Reputation: 17511
I want matched only the strings that represent numbers between 0...9999
import re
NUMERIC = re.compile("\d{,4}")
NUMERIC.match("324234")
nr =NUMERIC.match("324234")
nr.group(0)
Tried the above but it matches the first 4 digits from the string, even if the string has 5 digits.
Regex to match the numbers that have between 1 and 4 digits from this string represention of an integer number?
Upvotes: 0
Views: 5123
Reputation: 363517
Anchors do the trick of not matching too much:
>>> pattern = re.compile("^\d{1,4}$")
>>> pattern.match("0").group()
'0'
>>> pattern.match("42").group()
'42'
>>> pattern.match("777").group()
'777'
>>> pattern.match("2012").group()
'2012'
>>> pattern.match("65535").group()
------------------------------------------------------------
Traceback (most recent call last):
File "<ipython console>", line 1, in <module>
AttributeError: 'NoneType' object has no attribute 'group'
Note the {1,4}
-- I'm assuming you don't want to match the empty string.
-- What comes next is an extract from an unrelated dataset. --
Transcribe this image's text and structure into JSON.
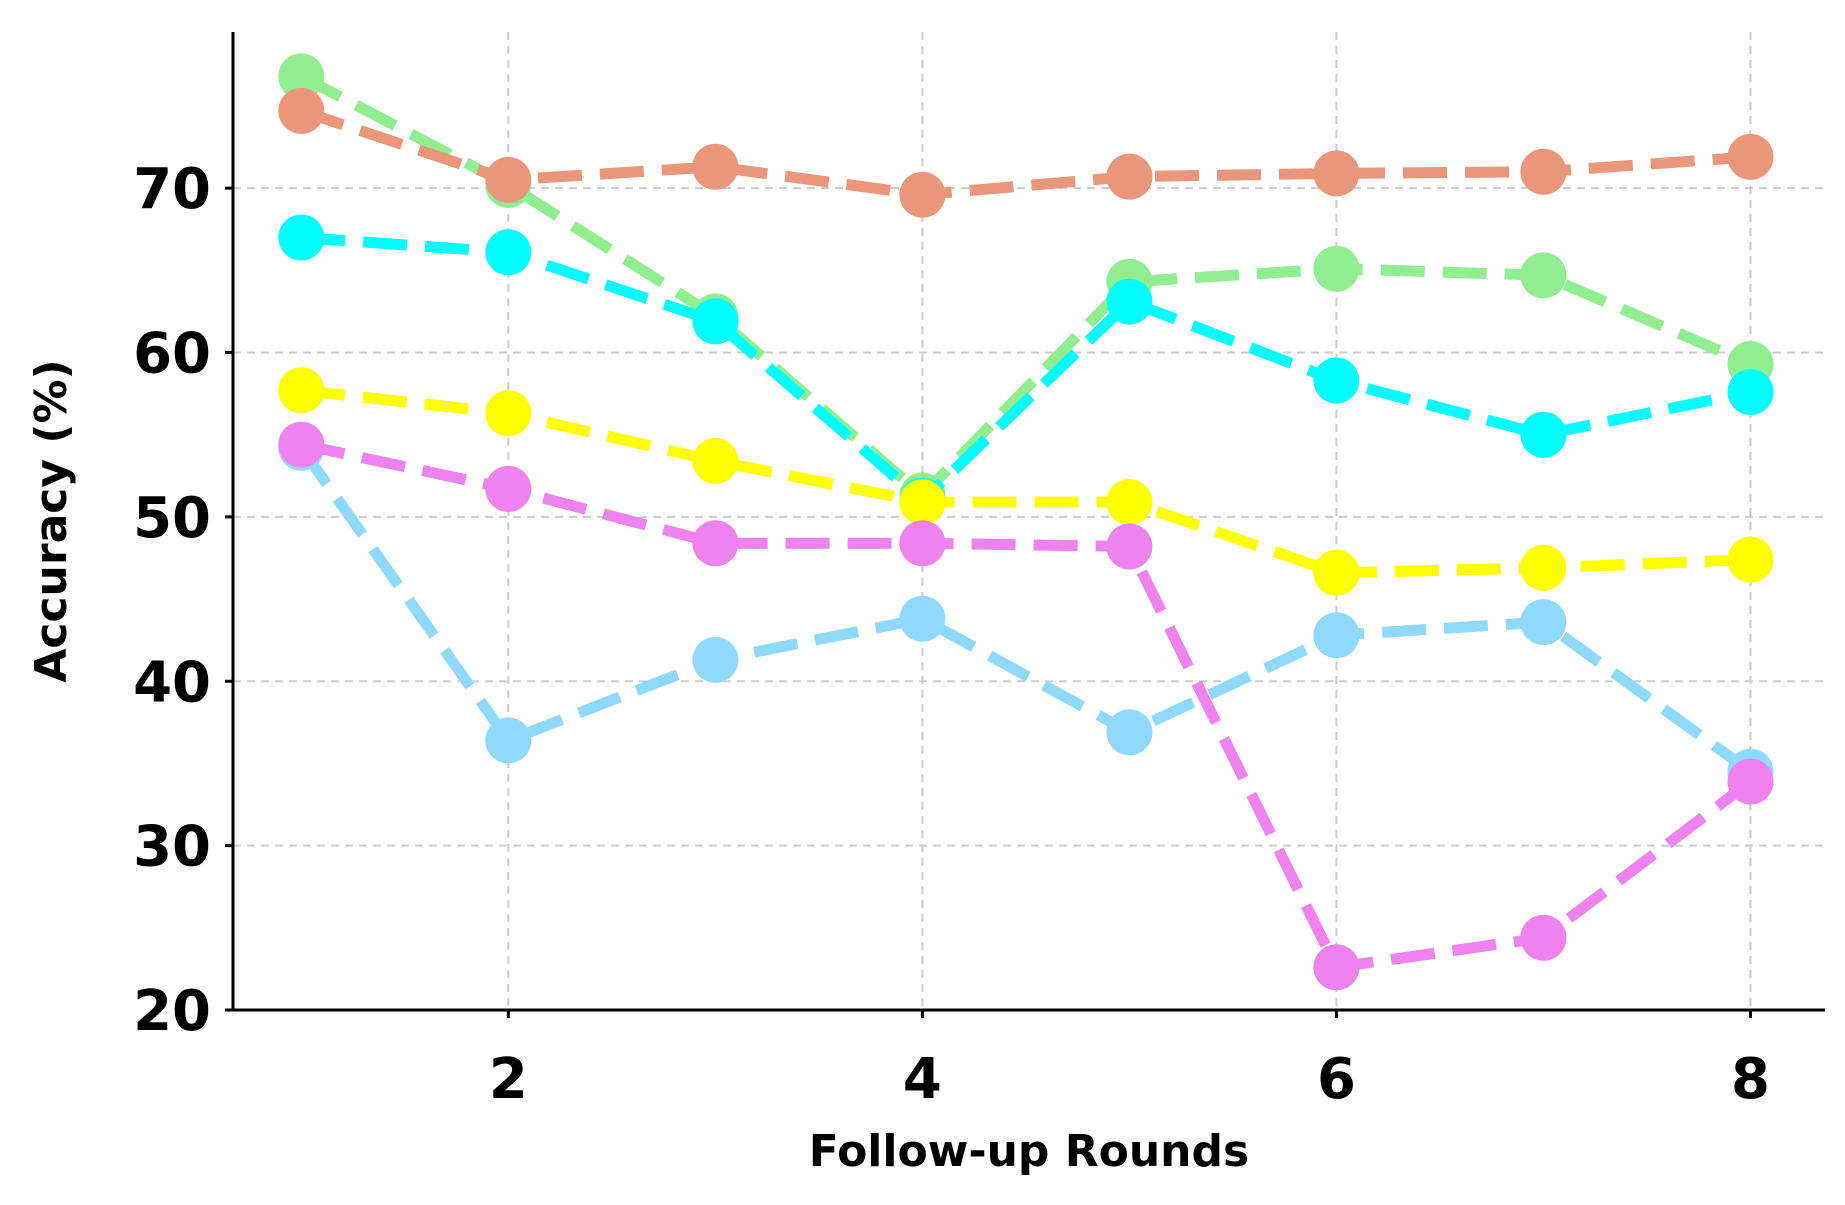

However, this will not match 00001
, which certainly is in range.
A more robust alternative to regular expressions is to leverage Python's built-in integer parsing:
def parse_4digit_number(s):
i = int(s)
if 0 <= i <= 9999:
return i
else:
raise ValueError("{0} is out of range".format(i))
Upvotes: 3
Reputation: 4572
^ is start of line $ is end of line
You likely want words... not whole lines... so
\< = start of word
\> = end of word
\b is word boundry...
\< and > aren't supported in many languages...
so
\b(\d{1,4})\b
however that will match 22.33 as two separate matches.
You could avoid that by doing something like this.
(?:^|\s)(\d{1,4})(?:\s|$)
However that would miss
super duper 3333,and
So you would have to add "," or other puntuation to the list of trailing characters...
(?:^|\s)(\d{1,4})(?:\s|$|[,:;?])
However that brings us back to...
There were people numbering 5. Today...
The 5 would get missed! How do you tell the difference between that and "there were 55.55 percent of people"
Upvotes: 2